Dazwischen lagen Stationen eines interessanten gemeinsamen Lebenswegs. Beide stammen aus dem hohen Norden: Gerhard Constien aus Bremen, seine Frau Ute aus Oldenburg. Im Freundeskreis ihrer Geschwister hatten sie sich einst kennengelernt. Bald schon zog das Ehepaar nach Biedenkopf in Hessen.

Nachdem der junge Schreinermeister neun Jahre einen eigenen Betrieb geführt hatte, kam er auf die Idee, "Holz durch Kunststoff abzulösen", wie er heute schmunzelnd erzählt. Die Idee konnte er in einem Unternehmen mit der Herstellung von Kunststofffenstern umsetzen. Ute Constien, die eine kaufmännische Lehre absolviert hatte, war bei einem bekannten hessischen Metallunternehmen beschäftigt.

Die Berufung gefunden

1972 zog die Familie nach Höchstadt. Gerhard Constien arbeitete zunächst bei einem Kunststoffunternehmen in Eltersdorf, machte sich dann aber als Bauträger selbstständig. Häuser zu bauen, vor allem zu zeichnen, war wohl seine echte Berufung.

Ein großes Hobby der Eheleute Constien ist die Musik: Ute Constien unterrichtete von 1973 bis 1990 an der Musikschule Höchstadt das Fach Blockflöte. Zwei Jahre war sie sogar als Leiterin für die Musikschule verantwortlich.

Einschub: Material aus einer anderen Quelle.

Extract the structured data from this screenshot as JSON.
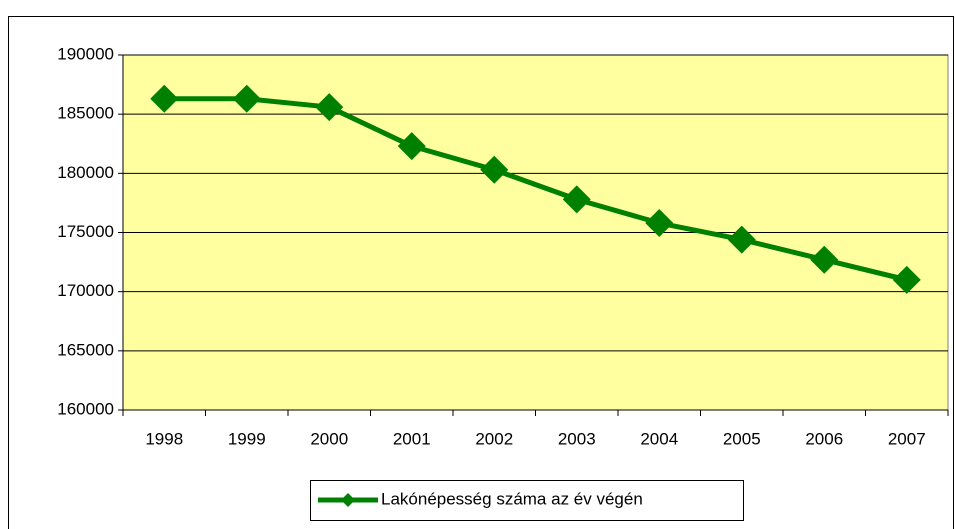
{
  "chart_data": {
    "type": "line",
    "categories": [
      "1998",
      "1999",
      "2000",
      "2001",
      "2002",
      "2003",
      "2004",
      "2005",
      "2006",
      "2007"
    ],
    "series": [
      {
        "name": "Lakónépesség száma az év végén",
        "color": "#008000",
        "values": [
          186300,
          186300,
          185600,
          182300,
          180300,
          177800,
          175800,
          174400,
          172700,
          171000
        ]
      }
    ],
    "ylim": [
      160000,
      190000
    ],
    "yticks": [
      160000,
      165000,
      170000,
      175000,
      180000,
      185000,
      190000
    ],
    "grid": true,
    "plot_background": "#ffff9f",
    "legend": "bottom"
  }
}
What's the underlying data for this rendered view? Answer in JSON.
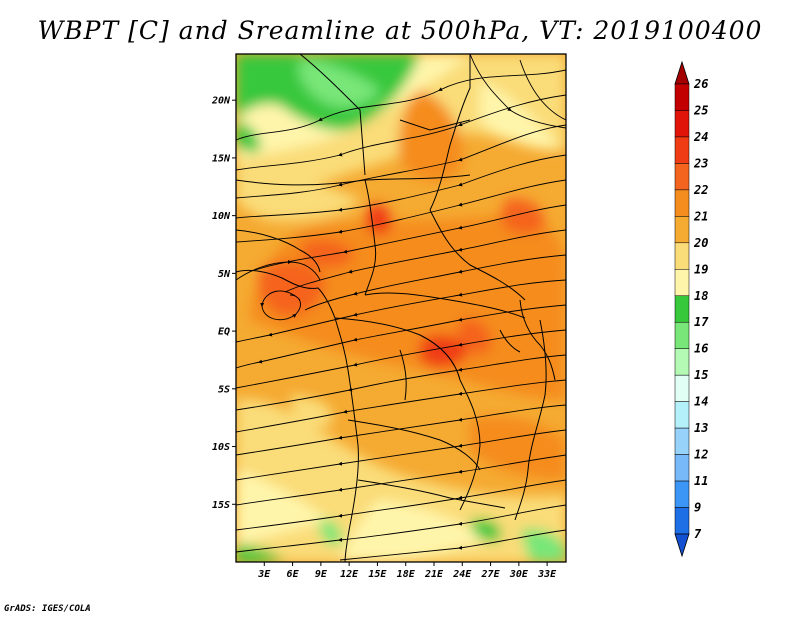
{
  "title": "WBPT [C] and Sreamline at 500hPa, VT: 2019100400",
  "footer": "GrADS: IGES/COLA",
  "map": {
    "lon_range": [
      0,
      35
    ],
    "lat_range": [
      -20,
      24
    ],
    "lat_ticks": [
      {
        "value": 20,
        "label": "20N"
      },
      {
        "value": 15,
        "label": "15N"
      },
      {
        "value": 10,
        "label": "10N"
      },
      {
        "value": 5,
        "label": "5N"
      },
      {
        "value": 0,
        "label": "EQ"
      },
      {
        "value": -5,
        "label": "5S"
      },
      {
        "value": -10,
        "label": "10S"
      },
      {
        "value": -15,
        "label": "15S"
      }
    ],
    "lon_ticks": [
      {
        "value": 3,
        "label": "3E"
      },
      {
        "value": 6,
        "label": "6E"
      },
      {
        "value": 9,
        "label": "9E"
      },
      {
        "value": 12,
        "label": "12E"
      },
      {
        "value": 15,
        "label": "15E"
      },
      {
        "value": 18,
        "label": "18E"
      },
      {
        "value": 21,
        "label": "21E"
      },
      {
        "value": 24,
        "label": "24E"
      },
      {
        "value": 27,
        "label": "27E"
      },
      {
        "value": 30,
        "label": "30E"
      },
      {
        "value": 33,
        "label": "33E"
      }
    ]
  },
  "colorbar": {
    "levels": [
      {
        "label": "26",
        "color": "#a50000"
      },
      {
        "label": "25",
        "color": "#c30000"
      },
      {
        "label": "24",
        "color": "#e1140a"
      },
      {
        "label": "23",
        "color": "#f03c14"
      },
      {
        "label": "22",
        "color": "#f5641e"
      },
      {
        "label": "21",
        "color": "#f58c1e"
      },
      {
        "label": "20",
        "color": "#f5aa32"
      },
      {
        "label": "19",
        "color": "#fadc78"
      },
      {
        "label": "18",
        "color": "#fff5aa"
      },
      {
        "label": "17",
        "color": "#37c83c"
      },
      {
        "label": "16",
        "color": "#78e678"
      },
      {
        "label": "15",
        "color": "#b4fab4"
      },
      {
        "label": "14",
        "color": "#e1fff5"
      },
      {
        "label": "13",
        "color": "#b4f0fa"
      },
      {
        "label": "12",
        "color": "#96d2fa"
      },
      {
        "label": "11",
        "color": "#78b9fa"
      },
      {
        "label": "9",
        "color": "#3c96f5"
      },
      {
        "label": "7",
        "color": "#1e6ee6"
      }
    ],
    "bottom_color": "#1450d2"
  }
}
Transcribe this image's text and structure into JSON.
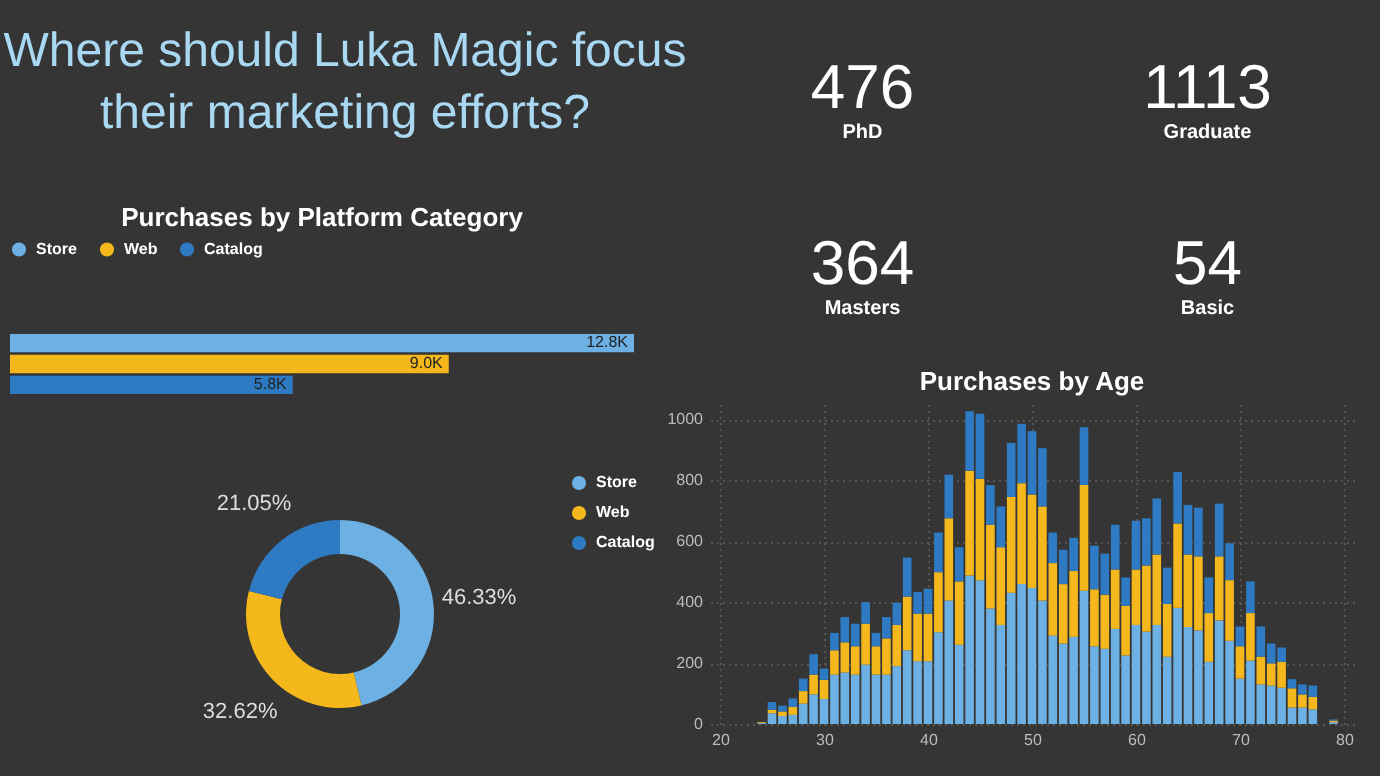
{
  "chart_data": [
    {
      "type": "other",
      "title": "Where should Luka Magic focus their marketing efforts?"
    },
    {
      "type": "other",
      "categories": [
        "PhD",
        "Graduate",
        "Masters",
        "Basic"
      ],
      "values": [
        476,
        1113,
        364,
        54
      ],
      "data_labels": true
    },
    {
      "type": "bar",
      "orientation": "horizontal",
      "title": "Purchases by Platform Category",
      "categories": [
        null
      ],
      "legend": "top",
      "series": [
        {
          "name": "Store",
          "color": "#6cb0e4",
          "values": [
            12800
          ],
          "value_labels": [
            "12.8K"
          ]
        },
        {
          "name": "Web",
          "color": "#f5b81c",
          "values": [
            9000
          ],
          "value_labels": [
            "9.0K"
          ]
        },
        {
          "name": "Catalog",
          "color": "#2e7bc4",
          "values": [
            5800
          ],
          "value_labels": [
            "5.8K"
          ]
        }
      ]
    },
    {
      "type": "donut",
      "categories": [
        "Store",
        "Web",
        "Catalog"
      ],
      "values": [
        46.33,
        32.62,
        21.05
      ],
      "colors": [
        "#6cb0e4",
        "#f5b81c",
        "#2e7bc4"
      ],
      "value_labels": [
        "46.33%",
        "32.62%",
        "21.05%"
      ],
      "legend": "right"
    },
    {
      "type": "bar",
      "title": "Purchases by Age",
      "stacked": true,
      "x": [
        24,
        25,
        26,
        27,
        28,
        29,
        30,
        31,
        32,
        33,
        34,
        35,
        36,
        37,
        38,
        39,
        40,
        41,
        42,
        43,
        44,
        45,
        46,
        47,
        48,
        49,
        50,
        51,
        52,
        53,
        54,
        55,
        56,
        57,
        58,
        59,
        60,
        61,
        62,
        63,
        64,
        65,
        66,
        67,
        68,
        69,
        70,
        71,
        72,
        73,
        74,
        75,
        76,
        77,
        79
      ],
      "series": [
        {
          "color": "#6cb0e4",
          "values": [
            3,
            35,
            26,
            30,
            67,
            97,
            82,
            162,
            169,
            162,
            195,
            162,
            162,
            190,
            242,
            206,
            206,
            301,
            405,
            260,
            487,
            472,
            379,
            325,
            431,
            459,
            446,
            405,
            290,
            264,
            286,
            437,
            255,
            247,
            312,
            225,
            325,
            303,
            325,
            221,
            381,
            318,
            307,
            204,
            340,
            273,
            149,
            208,
            130,
            126,
            119,
            54,
            54,
            48,
            6
          ]
        },
        {
          "color": "#f5b81c",
          "values": [
            3,
            12,
            15,
            26,
            41,
            65,
            63,
            80,
            99,
            93,
            134,
            93,
            119,
            135,
            176,
            156,
            156,
            197,
            270,
            208,
            344,
            333,
            275,
            255,
            314,
            331,
            307,
            309,
            238,
            195,
            216,
            347,
            187,
            177,
            195,
            163,
            182,
            217,
            231,
            173,
            277,
            238,
            243,
            160,
            210,
            199,
            106,
            156,
            91,
            73,
            85,
            63,
            43,
            41,
            5
          ]
        },
        {
          "color": "#2e7bc4",
          "values": [
            0,
            25,
            19,
            28,
            41,
            67,
            37,
            57,
            83,
            74,
            71,
            44,
            70,
            73,
            128,
            71,
            82,
            130,
            143,
            112,
            195,
            213,
            130,
            134,
            177,
            195,
            208,
            191,
            100,
            113,
            109,
            190,
            143,
            135,
            147,
            93,
            160,
            155,
            184,
            119,
            169,
            163,
            160,
            117,
            173,
            121,
            65,
            104,
            99,
            65,
            47,
            30,
            33,
            37,
            4
          ]
        }
      ],
      "xlim": [
        20,
        80
      ],
      "xticks": [
        20,
        30,
        40,
        50,
        60,
        70,
        80
      ],
      "ylim": [
        0,
        1050
      ],
      "yticks": [
        0,
        200,
        400,
        600,
        800,
        1000
      ],
      "grid": true
    }
  ]
}
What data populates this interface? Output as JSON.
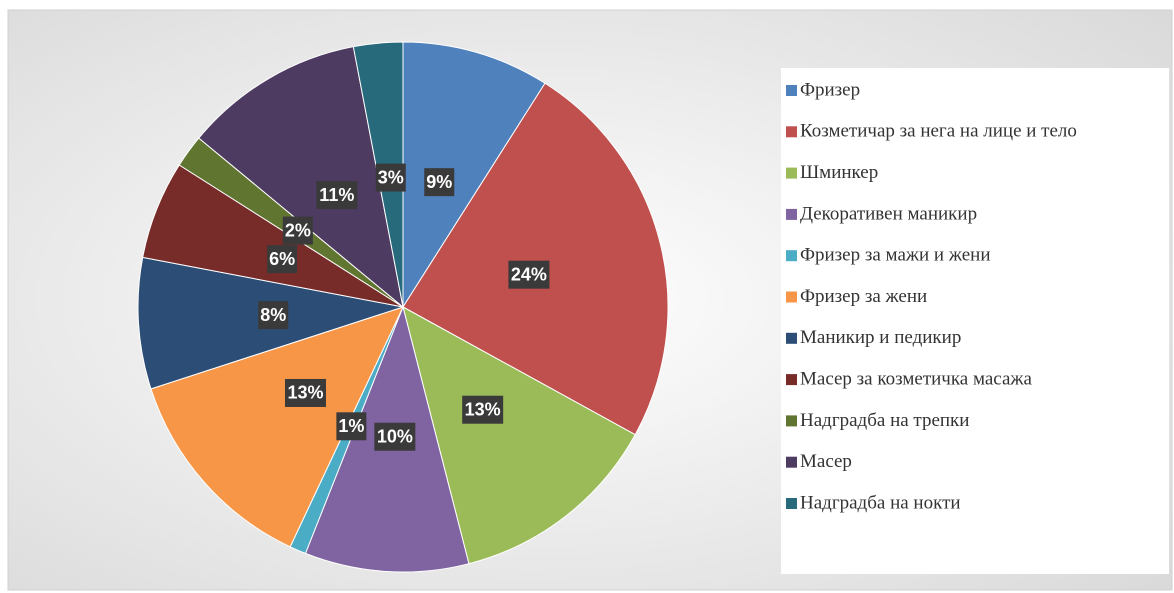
{
  "chart_data": {
    "type": "pie",
    "categories": [
      "Фризер",
      "Козметичар за нега на лице и тело",
      "Шминкер",
      "Декоративен маникир",
      "Фризер за мажи и жени",
      "Фризер за жени",
      "Маникир и педикир",
      "Масер за козметичка масажа",
      "Надградба на трепки",
      "Масер",
      "Надградба на нокти"
    ],
    "values": [
      9,
      24,
      13,
      10,
      1,
      13,
      8,
      6,
      2,
      11,
      3
    ],
    "value_labels": [
      "9%",
      "24%",
      "13%",
      "10%",
      "1%",
      "13%",
      "8%",
      "6%",
      "2%",
      "11%",
      "3%"
    ],
    "colors": [
      "#4f81bd",
      "#c0504d",
      "#9bbb59",
      "#8064a2",
      "#4bacc6",
      "#f79646",
      "#2c4d75",
      "#772c2a",
      "#5f7530",
      "#4d3b62",
      "#276a7c"
    ],
    "legend": "right"
  }
}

Die beiden gründeten den Förderkreis "Pro Musica", den Gerhard Constien als Vorsitzender führte. Auch heute noch gehört die 81-Jährige einer Höchstadter Blockflötengruppe an. Außerdem singt sie zusammen mit ihrem Sohn in einem Fürther Chor. Gerhard Constien hat sich als Hobby der Ahnenforschung verschrieben.

Vier Kinder und elf Enkelkinder gratulierten den Ehejubilaren zur diamantenen Hochzeit. Die Glückwünsche der Stadt überbrachte Bürgermeister Gerald Brehm (JL).